Studies related to the intermodel difference in the SAM trend involve the intermodel spread in the magnitude of the projected poleward shift of the Southern Hemisphere westerly jet, which has been demonstrated to be related to the simulation of the 20th century climatology (Kidston and Gerber, 2010). Models with the climatological jet position closer to the equator in the 20th century simulation tend to shift the jet further poleward under global warming. However, the variability in the position of the westerly jet, albeit related to, is not equal to the SAM variability (Swart et al., 2015). Examining factors responsible for the intermodel diversity in the SAM’s long-term changes may provide information for improving simulation of the SAM.

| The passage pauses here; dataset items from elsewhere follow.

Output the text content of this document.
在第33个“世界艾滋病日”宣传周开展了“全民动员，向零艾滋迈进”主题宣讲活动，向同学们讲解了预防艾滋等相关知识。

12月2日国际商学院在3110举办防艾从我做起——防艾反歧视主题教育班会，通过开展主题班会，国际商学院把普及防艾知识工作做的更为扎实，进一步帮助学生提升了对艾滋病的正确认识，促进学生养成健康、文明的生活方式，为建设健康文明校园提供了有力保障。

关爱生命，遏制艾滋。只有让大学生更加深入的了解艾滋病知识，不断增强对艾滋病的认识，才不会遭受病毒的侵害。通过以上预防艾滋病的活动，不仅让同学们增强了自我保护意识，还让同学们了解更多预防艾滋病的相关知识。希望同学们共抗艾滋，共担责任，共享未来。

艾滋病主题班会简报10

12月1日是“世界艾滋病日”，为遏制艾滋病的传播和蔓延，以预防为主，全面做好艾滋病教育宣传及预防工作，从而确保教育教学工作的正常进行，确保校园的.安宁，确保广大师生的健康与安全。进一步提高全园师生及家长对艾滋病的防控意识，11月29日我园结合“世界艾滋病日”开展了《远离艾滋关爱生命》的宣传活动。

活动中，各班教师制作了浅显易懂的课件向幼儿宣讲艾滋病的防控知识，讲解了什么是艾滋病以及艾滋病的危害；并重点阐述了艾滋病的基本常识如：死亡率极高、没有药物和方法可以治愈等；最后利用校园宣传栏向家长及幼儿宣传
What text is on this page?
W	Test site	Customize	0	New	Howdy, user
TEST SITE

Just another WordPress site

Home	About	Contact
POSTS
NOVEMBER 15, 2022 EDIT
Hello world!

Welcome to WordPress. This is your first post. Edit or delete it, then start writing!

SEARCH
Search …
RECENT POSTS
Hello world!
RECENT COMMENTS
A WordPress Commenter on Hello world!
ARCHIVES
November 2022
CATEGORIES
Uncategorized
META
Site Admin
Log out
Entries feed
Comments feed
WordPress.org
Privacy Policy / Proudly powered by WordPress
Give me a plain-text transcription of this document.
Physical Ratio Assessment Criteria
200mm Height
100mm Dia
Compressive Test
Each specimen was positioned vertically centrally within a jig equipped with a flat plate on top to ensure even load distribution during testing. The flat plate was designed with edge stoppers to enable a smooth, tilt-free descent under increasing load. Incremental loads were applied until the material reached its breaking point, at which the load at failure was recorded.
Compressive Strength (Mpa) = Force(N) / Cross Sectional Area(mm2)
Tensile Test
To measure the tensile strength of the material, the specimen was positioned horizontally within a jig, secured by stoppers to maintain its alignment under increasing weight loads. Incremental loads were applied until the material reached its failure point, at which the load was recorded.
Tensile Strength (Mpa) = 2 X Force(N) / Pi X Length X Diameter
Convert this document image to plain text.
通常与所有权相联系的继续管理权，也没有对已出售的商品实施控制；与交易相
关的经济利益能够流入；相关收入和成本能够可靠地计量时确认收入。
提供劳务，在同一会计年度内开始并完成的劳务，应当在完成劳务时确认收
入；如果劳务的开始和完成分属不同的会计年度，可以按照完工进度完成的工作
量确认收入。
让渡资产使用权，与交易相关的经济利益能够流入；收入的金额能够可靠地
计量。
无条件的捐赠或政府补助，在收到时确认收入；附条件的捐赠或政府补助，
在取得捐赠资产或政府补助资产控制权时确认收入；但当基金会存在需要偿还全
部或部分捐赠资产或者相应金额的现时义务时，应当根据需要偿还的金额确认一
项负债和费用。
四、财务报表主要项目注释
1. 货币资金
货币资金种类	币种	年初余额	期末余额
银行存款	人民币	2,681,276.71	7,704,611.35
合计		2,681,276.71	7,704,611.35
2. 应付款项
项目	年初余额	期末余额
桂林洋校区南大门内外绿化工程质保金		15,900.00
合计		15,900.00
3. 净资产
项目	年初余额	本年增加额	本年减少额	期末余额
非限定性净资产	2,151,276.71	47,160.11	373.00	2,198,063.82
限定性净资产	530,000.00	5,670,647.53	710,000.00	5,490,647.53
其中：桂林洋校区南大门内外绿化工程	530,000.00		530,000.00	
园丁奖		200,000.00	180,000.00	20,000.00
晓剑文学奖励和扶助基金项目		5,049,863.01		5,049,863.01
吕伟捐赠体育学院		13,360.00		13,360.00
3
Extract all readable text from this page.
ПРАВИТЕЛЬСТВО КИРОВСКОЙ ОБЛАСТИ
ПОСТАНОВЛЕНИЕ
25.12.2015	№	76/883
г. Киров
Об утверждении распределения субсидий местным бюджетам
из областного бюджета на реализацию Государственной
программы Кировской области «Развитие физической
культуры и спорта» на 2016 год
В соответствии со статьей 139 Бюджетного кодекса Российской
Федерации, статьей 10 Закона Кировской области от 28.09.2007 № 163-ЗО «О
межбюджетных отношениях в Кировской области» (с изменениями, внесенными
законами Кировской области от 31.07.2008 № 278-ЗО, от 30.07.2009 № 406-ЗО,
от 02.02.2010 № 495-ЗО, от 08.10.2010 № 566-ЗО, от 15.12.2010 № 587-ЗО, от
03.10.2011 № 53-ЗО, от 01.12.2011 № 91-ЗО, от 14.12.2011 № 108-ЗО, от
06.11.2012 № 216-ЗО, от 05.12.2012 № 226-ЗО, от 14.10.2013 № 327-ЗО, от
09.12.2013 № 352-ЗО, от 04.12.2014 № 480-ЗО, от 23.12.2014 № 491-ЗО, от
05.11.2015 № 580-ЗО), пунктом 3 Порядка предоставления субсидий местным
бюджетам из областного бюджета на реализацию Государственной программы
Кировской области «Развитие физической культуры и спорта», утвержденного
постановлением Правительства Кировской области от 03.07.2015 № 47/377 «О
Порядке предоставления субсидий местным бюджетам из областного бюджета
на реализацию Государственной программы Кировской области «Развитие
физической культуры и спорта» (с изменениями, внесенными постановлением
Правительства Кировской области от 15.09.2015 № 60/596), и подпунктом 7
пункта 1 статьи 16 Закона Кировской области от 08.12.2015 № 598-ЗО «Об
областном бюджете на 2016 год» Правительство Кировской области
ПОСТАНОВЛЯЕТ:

Extratropical SST anomalies modulate the overlaying atmospheric baroclinicity (Lau and Nath, 1990; Kushnir et al., 2002), regulate the nonlinear eddy?zonal mean flow interaction (Li et al., 2006; Sen Gupta and England, 2007; Liu et al., 2015; Zheng et al., 2015), and thus influence the extratropical atmospheric circulation (Kang et al., 2008, 2009; Nakamura et al., 2008; Wu et al., 2009; Sampe et al., 2010; Wu and Zhang, 2011; Yang and Wang, 2011; Hu et al., 2016; Xiao et al., 2016). SST anomalies in the Southern Hemisphere middle and high latitudes tend to exhibit an out-of-phase relationship, which is referred to as the Southern Ocean Dipole (SOD) (Zheng et al., 2018). The positive phase of the SOD corresponds to warmer and cooler SST anomalies at around 40°S and 60°S, respectively, and vice versa. Evidence from atmospheric general circulation model (AGCM) simulations shows that the SOD is positively correlated with the SAM during austral winter, suggesting a potential influence of the SOD on the SAM. However, models differ in describing the response of the SAM to the SOD (Zheng et al., 2018). Whether the intermodel uncertainty in depicting the response of the SAM to the SOD contributes to the intermodel difference in the simulated linear trend in the SAM is explored in this study.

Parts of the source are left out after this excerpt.